Oh darlin’ don’t you ever grow up,
don’t you ever grow up…just stay this little”
These words have held my thoughts captive every time I look at my children lately. Thank you, Taylor Swift…I hum the harmony, I sing the words, and I think of them in my sleep.
I don’t know what exactly has brought on this awareness of passed time, but I do know that I would give just about anything right now to have my babies back. Just thinking about their chubby buns, baby-soft skin, and belly laughs have my eyes swelling up.
It deeply hurts to know that I can never hear those precious first words again, that I can never rock them as they doze off into a peaceful sleep, or that I can never get giddy and excited because they took their first steps. Man, oh man…that is a difficult realization!
At this point in my life, they are still quite young. BUT…I feel like my family has suddenly leaped into the next stages of life and I didn’t see it coming at all. Overnight, my youngest, has outgrown infancy as he struts around the house riding with training wheels and sporting big boy underwear. My middle child brings tears to my eyes as he so kindly puts other’s needs in front of his own. I see him turning into a humble young man that is going to change the world one hug at a time. And then, my oldest is about ready to graduate pre-school and head off to tread the unknown waters of kindergarten.

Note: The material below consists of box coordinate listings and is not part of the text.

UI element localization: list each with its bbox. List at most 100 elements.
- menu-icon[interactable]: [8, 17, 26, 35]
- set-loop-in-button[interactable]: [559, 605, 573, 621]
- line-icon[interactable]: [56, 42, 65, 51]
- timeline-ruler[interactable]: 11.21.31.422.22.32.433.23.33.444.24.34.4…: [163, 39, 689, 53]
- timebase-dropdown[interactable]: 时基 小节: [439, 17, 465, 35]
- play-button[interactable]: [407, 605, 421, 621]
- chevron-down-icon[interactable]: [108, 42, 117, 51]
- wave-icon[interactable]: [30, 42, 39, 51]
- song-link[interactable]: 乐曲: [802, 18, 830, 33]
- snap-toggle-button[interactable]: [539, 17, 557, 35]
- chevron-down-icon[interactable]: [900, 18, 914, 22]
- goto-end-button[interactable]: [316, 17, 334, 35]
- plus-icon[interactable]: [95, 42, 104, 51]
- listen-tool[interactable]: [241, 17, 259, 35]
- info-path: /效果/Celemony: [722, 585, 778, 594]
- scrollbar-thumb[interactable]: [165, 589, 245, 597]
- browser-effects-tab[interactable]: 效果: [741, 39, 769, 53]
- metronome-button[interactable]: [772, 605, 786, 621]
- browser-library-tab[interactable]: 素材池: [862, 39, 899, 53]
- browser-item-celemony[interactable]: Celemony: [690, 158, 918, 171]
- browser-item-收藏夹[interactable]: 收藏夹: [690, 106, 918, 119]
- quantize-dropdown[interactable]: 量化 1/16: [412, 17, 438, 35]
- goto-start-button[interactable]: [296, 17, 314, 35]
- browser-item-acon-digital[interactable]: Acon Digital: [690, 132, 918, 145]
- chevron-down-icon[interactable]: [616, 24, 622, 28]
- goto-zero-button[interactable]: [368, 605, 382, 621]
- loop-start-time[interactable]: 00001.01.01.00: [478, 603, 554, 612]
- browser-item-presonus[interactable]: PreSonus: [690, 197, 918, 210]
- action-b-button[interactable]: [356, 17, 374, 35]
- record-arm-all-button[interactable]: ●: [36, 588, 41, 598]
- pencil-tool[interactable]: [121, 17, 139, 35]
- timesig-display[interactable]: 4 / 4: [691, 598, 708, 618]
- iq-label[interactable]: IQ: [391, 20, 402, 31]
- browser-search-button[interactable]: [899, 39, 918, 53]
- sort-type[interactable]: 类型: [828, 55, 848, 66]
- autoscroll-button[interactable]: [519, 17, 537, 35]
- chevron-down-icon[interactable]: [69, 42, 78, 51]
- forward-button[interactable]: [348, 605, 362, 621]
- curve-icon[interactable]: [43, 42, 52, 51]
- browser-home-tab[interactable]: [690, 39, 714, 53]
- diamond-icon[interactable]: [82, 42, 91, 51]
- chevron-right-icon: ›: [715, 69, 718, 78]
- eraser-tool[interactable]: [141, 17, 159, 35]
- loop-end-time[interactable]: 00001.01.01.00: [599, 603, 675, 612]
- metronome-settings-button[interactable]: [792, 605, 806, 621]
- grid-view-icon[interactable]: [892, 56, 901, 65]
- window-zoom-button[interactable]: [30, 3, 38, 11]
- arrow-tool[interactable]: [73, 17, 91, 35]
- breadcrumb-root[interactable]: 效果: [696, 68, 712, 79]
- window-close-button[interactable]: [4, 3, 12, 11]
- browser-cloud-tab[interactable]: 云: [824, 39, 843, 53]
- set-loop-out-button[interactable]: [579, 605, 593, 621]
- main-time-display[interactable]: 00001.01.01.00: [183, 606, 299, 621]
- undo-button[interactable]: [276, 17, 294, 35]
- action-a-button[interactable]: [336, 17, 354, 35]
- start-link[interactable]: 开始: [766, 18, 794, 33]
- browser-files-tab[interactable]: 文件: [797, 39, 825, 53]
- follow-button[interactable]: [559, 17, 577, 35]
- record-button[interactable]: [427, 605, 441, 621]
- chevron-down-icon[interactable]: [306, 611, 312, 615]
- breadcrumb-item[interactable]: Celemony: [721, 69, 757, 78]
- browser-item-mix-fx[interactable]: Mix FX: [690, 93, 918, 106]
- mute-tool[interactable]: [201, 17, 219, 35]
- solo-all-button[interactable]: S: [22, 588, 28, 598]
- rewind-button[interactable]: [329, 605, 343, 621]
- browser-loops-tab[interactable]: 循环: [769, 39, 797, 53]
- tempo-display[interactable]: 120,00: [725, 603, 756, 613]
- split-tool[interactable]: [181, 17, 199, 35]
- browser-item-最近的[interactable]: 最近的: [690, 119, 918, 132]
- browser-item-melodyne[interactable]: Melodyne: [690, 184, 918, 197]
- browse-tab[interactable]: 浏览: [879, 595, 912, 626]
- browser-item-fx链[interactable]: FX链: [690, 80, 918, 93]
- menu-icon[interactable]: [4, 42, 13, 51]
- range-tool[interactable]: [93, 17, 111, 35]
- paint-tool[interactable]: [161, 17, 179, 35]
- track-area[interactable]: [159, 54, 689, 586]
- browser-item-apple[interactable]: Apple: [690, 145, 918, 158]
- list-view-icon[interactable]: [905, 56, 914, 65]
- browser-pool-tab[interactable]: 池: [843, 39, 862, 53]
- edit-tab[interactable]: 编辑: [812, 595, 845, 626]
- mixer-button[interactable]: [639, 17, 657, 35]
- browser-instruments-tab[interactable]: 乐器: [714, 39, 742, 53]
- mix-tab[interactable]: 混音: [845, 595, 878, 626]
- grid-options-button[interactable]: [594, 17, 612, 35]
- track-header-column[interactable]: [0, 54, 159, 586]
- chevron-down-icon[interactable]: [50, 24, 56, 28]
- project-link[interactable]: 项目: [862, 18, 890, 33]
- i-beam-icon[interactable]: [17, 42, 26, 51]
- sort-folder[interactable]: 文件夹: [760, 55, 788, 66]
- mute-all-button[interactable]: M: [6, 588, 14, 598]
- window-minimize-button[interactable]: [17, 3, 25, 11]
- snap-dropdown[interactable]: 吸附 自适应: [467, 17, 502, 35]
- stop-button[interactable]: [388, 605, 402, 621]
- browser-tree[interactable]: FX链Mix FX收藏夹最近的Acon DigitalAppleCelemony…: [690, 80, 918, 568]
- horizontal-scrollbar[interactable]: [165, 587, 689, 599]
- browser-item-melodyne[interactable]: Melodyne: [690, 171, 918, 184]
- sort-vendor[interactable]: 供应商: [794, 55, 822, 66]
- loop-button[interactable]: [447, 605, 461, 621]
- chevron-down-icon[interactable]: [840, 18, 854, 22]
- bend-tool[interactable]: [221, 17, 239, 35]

Yes, they grow up way too fast. My mother warned me as well as everyone else in this world. Of course, though, no one ever fully understands the advice they have been given until it’s too late. I cherish these memories and I am desperately holding onto them as they slowly slip through my hands in slow motion. How did this happen? How did I not savor every moment?
As weary as a mother can be, I plopped into my bed last night trying to relive the baby days with what little I had left. My eyes swelled again and I knew there was no turning back. No more babies. No more little chubby fingers. No more diaper explosions, baby powder aromas, or even late night feedings. It’s gone…no more of that…ever…again. Full on tears in my eyes now and then I just stopped. I had to stop. I can’t be sad over what I had in the past. I felt God gently remind me that although those days are long gone, He has so much more for me to experience with my children in the future. I thought of one of my favorite verses that brought a smile to my face as I envisioned my children in the days ahead.
Now unto him that is able to do exceeding abundantly above all that we ask or think, according to the power that works within us.”
I don’t know what God has planned for my children…BUT I do know, without a doubt, that He has AMAZING plans for them that will bring me the same joy, or maybe even more, that I experienced when they were babies. I see Him at work already as He is transforming their little hearts to love and serve others.
I then remembered that God tells us in the Bible that there is a season for everything (Ecclesiastes 3:1) and this particular season in my life has passed. Thank the Lord that I don’t have to completely forget it, that is why He gave us memories, but I do have to let it go in order to open the doors for the next season that is already taking place right now.